Publié le par Eric Bertrand

          Après toutes ces années passées à Loudéac ou ailleurs, j’ai souhaité retrouver certains de mes élèves ou de mes anciens comédiens afin de voir comment ils avaient grandi, quelles voies ils avaient prises... Mais avec notre éloignement dans l’espace, les chances de retrouvailles s’amenuisent.
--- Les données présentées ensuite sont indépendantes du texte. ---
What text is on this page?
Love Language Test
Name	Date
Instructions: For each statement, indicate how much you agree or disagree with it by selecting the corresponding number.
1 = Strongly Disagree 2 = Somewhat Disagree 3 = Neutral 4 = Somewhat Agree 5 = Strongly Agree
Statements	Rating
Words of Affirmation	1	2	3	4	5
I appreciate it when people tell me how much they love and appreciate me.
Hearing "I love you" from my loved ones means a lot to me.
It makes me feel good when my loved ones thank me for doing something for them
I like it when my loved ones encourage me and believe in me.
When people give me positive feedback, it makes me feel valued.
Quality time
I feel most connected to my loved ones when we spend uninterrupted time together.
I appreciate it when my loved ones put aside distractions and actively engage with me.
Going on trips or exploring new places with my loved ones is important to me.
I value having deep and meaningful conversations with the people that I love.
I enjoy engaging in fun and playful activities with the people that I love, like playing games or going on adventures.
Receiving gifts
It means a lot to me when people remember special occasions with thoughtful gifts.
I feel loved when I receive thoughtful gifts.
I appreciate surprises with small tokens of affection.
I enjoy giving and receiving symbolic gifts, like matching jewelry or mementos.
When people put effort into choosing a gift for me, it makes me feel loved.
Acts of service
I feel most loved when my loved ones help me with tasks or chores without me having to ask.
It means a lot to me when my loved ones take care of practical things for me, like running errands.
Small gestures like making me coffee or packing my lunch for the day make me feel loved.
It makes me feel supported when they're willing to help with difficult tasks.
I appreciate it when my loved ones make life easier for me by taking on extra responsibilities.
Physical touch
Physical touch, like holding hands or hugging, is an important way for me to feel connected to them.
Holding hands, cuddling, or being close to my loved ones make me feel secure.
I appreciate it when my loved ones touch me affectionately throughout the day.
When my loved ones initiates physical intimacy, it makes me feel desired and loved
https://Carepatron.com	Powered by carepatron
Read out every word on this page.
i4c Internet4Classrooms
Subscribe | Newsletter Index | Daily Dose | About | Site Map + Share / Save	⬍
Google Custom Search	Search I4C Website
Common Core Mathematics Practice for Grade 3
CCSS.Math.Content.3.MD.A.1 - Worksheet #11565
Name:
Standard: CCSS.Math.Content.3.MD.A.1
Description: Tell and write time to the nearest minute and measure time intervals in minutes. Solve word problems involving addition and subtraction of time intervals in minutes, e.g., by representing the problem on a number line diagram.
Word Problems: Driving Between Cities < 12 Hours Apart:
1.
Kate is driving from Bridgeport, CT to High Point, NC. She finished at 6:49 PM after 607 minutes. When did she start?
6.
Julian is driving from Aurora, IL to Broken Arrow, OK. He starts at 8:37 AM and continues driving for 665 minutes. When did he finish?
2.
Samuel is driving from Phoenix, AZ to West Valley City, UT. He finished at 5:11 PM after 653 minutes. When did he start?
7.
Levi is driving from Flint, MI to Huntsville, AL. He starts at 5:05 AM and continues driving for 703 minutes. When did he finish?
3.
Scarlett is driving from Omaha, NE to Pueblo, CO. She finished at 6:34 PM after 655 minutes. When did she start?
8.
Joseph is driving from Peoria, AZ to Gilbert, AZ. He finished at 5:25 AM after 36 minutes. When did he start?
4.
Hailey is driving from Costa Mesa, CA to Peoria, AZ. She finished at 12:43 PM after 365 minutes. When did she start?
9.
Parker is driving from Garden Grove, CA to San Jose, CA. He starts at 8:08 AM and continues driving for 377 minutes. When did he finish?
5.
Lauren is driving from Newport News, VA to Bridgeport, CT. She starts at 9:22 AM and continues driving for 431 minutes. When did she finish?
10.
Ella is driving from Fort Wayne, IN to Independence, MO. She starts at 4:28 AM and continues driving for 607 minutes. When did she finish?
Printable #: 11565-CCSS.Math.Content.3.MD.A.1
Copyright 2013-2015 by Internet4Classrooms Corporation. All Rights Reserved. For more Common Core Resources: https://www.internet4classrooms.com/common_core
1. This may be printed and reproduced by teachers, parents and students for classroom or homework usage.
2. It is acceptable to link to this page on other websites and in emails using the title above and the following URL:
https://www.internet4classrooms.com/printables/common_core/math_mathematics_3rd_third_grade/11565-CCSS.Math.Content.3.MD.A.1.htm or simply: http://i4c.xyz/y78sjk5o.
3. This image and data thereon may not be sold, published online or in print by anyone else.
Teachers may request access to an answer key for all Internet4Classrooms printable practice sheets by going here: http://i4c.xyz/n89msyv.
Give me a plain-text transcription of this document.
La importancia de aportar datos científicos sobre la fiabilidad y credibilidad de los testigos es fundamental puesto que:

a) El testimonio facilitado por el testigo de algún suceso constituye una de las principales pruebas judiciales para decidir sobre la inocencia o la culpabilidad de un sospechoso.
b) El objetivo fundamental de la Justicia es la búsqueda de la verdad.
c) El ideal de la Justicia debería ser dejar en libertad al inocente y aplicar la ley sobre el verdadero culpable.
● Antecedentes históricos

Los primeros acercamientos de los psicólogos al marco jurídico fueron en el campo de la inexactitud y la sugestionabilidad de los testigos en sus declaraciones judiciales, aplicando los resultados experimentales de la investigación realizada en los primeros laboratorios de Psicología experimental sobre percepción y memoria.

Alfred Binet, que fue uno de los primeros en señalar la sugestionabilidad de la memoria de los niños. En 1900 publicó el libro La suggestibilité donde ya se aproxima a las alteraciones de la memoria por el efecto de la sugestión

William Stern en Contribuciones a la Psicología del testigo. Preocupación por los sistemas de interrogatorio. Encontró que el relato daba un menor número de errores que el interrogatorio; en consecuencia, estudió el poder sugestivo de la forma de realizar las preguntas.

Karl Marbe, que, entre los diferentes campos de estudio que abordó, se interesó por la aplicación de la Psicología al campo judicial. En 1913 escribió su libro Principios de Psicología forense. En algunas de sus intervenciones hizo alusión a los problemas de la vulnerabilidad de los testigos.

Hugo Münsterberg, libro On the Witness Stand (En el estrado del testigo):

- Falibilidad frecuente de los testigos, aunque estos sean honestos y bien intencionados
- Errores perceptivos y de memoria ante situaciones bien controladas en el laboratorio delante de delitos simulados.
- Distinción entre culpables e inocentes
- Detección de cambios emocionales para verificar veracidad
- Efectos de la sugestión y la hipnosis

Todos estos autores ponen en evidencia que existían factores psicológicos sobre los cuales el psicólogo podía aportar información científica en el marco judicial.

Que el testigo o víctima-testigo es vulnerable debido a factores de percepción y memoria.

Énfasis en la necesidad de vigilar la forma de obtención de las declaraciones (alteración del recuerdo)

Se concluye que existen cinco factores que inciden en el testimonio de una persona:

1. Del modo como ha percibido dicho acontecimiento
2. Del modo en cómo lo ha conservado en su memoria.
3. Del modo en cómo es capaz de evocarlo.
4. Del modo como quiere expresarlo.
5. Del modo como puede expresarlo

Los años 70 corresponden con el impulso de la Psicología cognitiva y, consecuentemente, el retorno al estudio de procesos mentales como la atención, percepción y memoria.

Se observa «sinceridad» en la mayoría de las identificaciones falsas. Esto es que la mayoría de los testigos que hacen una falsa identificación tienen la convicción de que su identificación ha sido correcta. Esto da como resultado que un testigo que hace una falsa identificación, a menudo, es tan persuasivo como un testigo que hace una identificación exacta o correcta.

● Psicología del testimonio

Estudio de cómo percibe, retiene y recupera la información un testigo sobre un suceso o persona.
          Pour cette raison, je me suis inscrit sur « face book » et depuis, c’est un petit peu, en virtuel, le rêve qui se réalise enfin. Celui d’un verre qu’on prendrait ensemble à la terrasse d’un café ou d’une auberge espagnole ! Témoin par exemple ce message d’une ancienne actrice que je ne citerai pas mais qui, par son courrier, manifeste un attachement à ce que nous avons vécu au sein du groupe...

 

Quel plaisir de reprendre contact! et ces vidéos... elles me rendent nostalgiques et me remplissent d'étoiles dans les yeux....quelles belles années ces années théâtre!!!!!magnifique! ça me manque terriblement tu sais..Tu réveilles en moi des émotions enfouies... ou du moins, que je tente d'oublier pour ne pas être frustrée...mais c'est un bonheur de repenser aux merveilleux moments partagés ensemble, sur les planches..en coulisses...je n'oublierai jamais les mots que tu m’as fait dire..."             
          Au fil des jours sur « face book », je reconstitue des classes idéales, des troupes idéales et je retrouve des visages, des émotions ,des souvenirs.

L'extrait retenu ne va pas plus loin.